Son zamanlarda kasabada görülen tek problem, tüccarların kurmak istedikleri normal ekonomik hayatın; yangınlar, suikastler ve tehditler ile sekteye uğraması. Özellikle Anmaslı Güney Yelbüken Ticaret Şirketi yöneticisi Korius Balbal’ın evinin yakılması ve ardından da adamlarıyla birlikte vahşice katledilmesi, bu problemin tüccarlar arasında güvenlik krizine dönmesine sebep oldu. Cinayetlerin arkasında, hala yeri tespit edilemeyen Prens Elohir’in olduğunu iddia edenler kadar rakip devletlerin ajanları tarafından tertiplendiğini düşünenler de var. Ahali en kısa sürede bu işin aydınlatılmasını umut ediyor.
Kasabaya karın yağmaya başlamasıyla birlikte Valilik ve Tapınak desteğiyle yapılan barınma amaçlı evlerin kıymeti ortaya çıktı. İnsanlar en azından soğuktan kendilerini koruyabilecekleri dört duvarın arasında barınıyorlar.
Ekonomik hayat ise tüccarların hayatları sürekli bir tehdit altında olmasına rağmen gittikçe daha canlı hale geliyor. Közlü eşyaların dahi satıldığı kasaba, bölgenin uğrak noktalarından biri haline geliyor. Korsanlara rağmen… Üstelik okuma yazma oranları bile yükseliyor. Korsanlara rağmen… Eh, vali de bir korsan kaptanı zaten. Durumun ne kadar iyi olduğu, yakın zamanda gelen cüce kolonicilerden de anlaşılabiliyor.
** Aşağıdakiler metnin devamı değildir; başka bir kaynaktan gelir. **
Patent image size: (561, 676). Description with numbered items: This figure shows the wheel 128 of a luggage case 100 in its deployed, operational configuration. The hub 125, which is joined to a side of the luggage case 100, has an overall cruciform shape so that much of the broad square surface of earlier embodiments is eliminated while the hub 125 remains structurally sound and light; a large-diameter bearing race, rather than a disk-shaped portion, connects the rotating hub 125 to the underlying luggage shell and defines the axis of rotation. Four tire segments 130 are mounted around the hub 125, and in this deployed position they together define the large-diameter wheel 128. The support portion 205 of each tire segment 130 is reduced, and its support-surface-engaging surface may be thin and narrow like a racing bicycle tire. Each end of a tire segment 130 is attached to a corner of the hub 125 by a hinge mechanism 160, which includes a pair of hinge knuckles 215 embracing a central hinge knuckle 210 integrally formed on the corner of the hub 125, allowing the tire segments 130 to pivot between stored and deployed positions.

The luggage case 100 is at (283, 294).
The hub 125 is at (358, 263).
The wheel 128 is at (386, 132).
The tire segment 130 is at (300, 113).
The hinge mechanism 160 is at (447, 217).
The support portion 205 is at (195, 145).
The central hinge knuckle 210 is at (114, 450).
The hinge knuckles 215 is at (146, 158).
Son olarak tersanenin de Grisna Kardon’a ait ilk parti ticaret gemilerini teslim ettiği öğrenildi. Tersane şimdi yeni gemi siparişleri bekliyor.
Sonçıkış korsanlarının bölgedeki diğer korsanlarla zaman zaman işbirliği yaptığına dair rivayetler ve hikayeler de anlatılıyor ama kim bilir? İnsanlar sadece ağzı olduğu için hunharca konuşma hakkını kendinden gören yaratıklar. O yüzden kimse bu zırvaları teyit edemiyor.
Sonçıkış kış aylarına kendi gündelik dertleri ile giriyor. Gelecek olan ilkbaharın geçen sene ilan edilen Altın Bahar bereketinde ama onun gibi kanlı olmaması umut ediliyor. Zaten haydutlar temizlendi, goblinler dağıtıldı, su halkı ile barış yapıldı. Lejyonun yardımsever çabalarının da katkısı ile asayiş en azından kasaba dışında sağlanmış görünüyor.
Kısaca, şafakta görülen yeni altın bahara ulaşmak için sadece zorlu kıştan geçmek gerekiyor. Eas yardımcımız olsun.